I honestly was not expecting much to blog about in Pittsburgh (technically, in Carnegie, pronounced car-NAY-gee, a decaying western suburb of Pittsburgh named for, yes, that Carnegie) The trip has been great for family gossip and catching up on sleep, and little else. Except…
On Wednesday I made a trip into town to see the Andy Warhol museum, and to catch a Pirates game in the new PNC Park. (Conveniently, they are within three blocks of each other.) Warhol, born Andrew Warhola, was born and raised in Pittsburgh. He left for New York at about age 18 and, well, became Andy Warhol. The building is a renovated factory (fitting for someone whose workspace was dubbed “The Factory”) Seven modest-sized floors accommodate five floors of Warhol art and artifacts and two rotating exhibitions. The Warhol stuff includes a fairly representative sampling of his career, including a wall montage of InterView magazines (I'd no idea that was his baby), a set of punching bags with Jesus on them he created with Basquiat, and a room of Chagall-ish cat drawings created by his mother (signed, conveniently enough, “Andy Warhol’s Mother”), and a collection of the time capsules he was apparently constantly creating, revising and storing away. The first floor includes a theatre where two or more of his films are shown daily, and a rotating large “important” work, this time around “Twelve Elvises”. The rotating exhibits were a large collection of Downtown and Punk art from New York, which I spent some time parusing, and a gallery called “The “F” Word (female, feminist, feminism)”, which I didn’t.
The word that kept coming up, both in my head and in the literature about Warhol on display, was “obliterate”. Warhol is most famous in his work for obliterating lines between high and low art, commercial and artistic imagemaking, gender distinctions, class lines, etc. And making himself famous in the process. (Some of my favorite pieces in the museum were photo portraits he took of the people he hung out with, famous and not-so. His eye for capturing something very essential in his subject as a photographer is terribly underrated, or maybe just overshadowed my everything else he did and was.)
I had a music history teacher in college who compared some of Warhol’s silkscreens (especially the more violent ones, i.e. Hiroshima) to early minimalist music. By repeating and recasting one image eight or a dozen or more times, he mutes the extrinsic values or meanings of the object, much as a composer blunts the functional or theoretical meanings of a chord or scale by repeating it ad naseum. I don’t know if I completely buy that- I’m not big on reading too much ideology into an image, or a scale- but it’s interesting to think about when you’re looking at an image like “Twelve Elvises”, twelve purplish silkscreen images of Elvis pulling a gun in one of his westerns, some fuzzed up or abstracted more than others, set on a blank grey background. By pulling Elvis completely out of context, he look even more absurd (I always found Elvis absurd to begin with), but it asks you to take stock of your perception of Elvis, in a way that you never would if there were tumbleweeds, or a band behind him. Always a useful notion, I think. (I also think Warhol would never talk this way, which makes me leery about writing this way)
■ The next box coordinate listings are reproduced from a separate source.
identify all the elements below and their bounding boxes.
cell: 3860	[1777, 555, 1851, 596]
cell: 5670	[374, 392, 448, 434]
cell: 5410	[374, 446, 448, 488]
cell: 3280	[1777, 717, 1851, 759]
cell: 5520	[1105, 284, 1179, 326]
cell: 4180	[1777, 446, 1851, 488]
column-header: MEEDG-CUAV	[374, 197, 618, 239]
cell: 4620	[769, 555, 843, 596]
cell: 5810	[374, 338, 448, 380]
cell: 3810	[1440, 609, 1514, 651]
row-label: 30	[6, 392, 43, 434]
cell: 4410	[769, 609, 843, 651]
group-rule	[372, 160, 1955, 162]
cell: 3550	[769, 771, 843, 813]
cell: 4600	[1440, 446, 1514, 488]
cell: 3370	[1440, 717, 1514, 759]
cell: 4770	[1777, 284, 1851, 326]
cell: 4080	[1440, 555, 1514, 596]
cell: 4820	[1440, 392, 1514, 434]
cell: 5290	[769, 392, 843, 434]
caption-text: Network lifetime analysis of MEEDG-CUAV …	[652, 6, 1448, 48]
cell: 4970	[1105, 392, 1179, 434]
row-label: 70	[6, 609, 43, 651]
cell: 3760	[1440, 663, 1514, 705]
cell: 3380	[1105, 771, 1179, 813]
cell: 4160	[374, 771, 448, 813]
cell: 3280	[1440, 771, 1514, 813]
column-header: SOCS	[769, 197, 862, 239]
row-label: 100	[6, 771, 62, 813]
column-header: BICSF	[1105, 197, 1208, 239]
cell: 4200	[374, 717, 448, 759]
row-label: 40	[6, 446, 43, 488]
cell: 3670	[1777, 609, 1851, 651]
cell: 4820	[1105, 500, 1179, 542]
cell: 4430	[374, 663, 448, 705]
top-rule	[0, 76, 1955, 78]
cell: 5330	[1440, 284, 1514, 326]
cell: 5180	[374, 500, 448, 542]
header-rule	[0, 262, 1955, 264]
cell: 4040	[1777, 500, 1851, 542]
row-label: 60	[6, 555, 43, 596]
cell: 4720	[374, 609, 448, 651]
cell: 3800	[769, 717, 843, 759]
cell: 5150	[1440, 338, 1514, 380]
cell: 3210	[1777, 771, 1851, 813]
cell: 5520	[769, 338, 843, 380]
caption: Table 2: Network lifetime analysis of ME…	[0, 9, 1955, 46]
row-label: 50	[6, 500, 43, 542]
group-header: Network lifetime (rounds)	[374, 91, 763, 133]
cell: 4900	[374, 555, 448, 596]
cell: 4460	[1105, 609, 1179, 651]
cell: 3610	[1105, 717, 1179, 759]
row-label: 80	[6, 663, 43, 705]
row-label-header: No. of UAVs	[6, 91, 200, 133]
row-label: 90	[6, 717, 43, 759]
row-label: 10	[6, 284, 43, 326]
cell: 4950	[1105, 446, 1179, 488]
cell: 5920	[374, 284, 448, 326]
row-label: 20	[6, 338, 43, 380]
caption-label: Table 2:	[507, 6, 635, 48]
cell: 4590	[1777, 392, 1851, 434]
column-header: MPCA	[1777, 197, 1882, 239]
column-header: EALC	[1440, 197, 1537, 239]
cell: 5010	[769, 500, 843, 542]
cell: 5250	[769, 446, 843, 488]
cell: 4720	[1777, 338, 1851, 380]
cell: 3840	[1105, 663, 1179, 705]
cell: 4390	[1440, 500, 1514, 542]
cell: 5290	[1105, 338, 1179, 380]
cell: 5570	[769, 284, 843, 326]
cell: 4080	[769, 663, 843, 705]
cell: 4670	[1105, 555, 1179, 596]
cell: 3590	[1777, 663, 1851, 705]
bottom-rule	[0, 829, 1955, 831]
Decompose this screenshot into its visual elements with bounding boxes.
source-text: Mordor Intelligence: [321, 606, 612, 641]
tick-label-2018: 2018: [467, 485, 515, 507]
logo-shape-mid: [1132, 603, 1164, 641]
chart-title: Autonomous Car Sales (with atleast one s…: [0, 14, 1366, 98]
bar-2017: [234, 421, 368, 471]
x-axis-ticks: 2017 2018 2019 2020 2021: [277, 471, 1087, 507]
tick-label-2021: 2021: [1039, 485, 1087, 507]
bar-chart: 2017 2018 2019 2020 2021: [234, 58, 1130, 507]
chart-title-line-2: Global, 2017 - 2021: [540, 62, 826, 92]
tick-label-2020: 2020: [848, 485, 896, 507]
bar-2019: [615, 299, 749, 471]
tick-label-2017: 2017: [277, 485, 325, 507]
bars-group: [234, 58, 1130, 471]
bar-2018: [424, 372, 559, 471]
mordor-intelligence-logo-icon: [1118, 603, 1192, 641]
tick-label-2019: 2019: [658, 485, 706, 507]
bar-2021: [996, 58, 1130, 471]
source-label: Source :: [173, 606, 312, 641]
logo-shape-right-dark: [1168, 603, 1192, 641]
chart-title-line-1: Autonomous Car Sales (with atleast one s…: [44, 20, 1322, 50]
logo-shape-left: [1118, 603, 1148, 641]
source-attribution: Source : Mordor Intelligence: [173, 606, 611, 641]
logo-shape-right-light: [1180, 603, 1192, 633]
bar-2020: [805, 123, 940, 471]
Another unexpected find in the museum were original scores of songs Lou Reed wrote for the Velvet Underground. (I didn’t know that Warhol was an early advocate for them, “presenting” them at downtown clubs along with his films, pushing them toward the limelight.) Reed wrote the tunes, even the simplest, out on big pieces of manuscript paper, in ballpoint pen with phenomenally neat penmanship. I didn’t sing along as I looked at them, but even if I didn’t know the tune (and most of the time I didn’t) I could have. In all, more than worth the time and money if you’re ever, well, somehow in Pittsburgh.
The Pirates game was another unexpected pleasure. The new stadium, which hosted this year’s All-Star Game, is a gem, intimate, well laid out, all the good adjectives we use about post-Camden Yards ballparks. People are friendly without meaning to be, something I’m not used to at all. The whole day cost me $25, including food and a decent beer, a mere fantasy in Boston. And the team, despite its horrible record, wasn’t bad. They won in 11 innings, using a combination of hit and runs, good defense, and even a suicide squeeze (the first one I’ve ever seen in person) to beat a rather hapless Cubs side. Nothing abstract about it; with three more decent arms, this team is competitive in the (I admit, rather pathetic) NL Central next year. And pigs will fly too.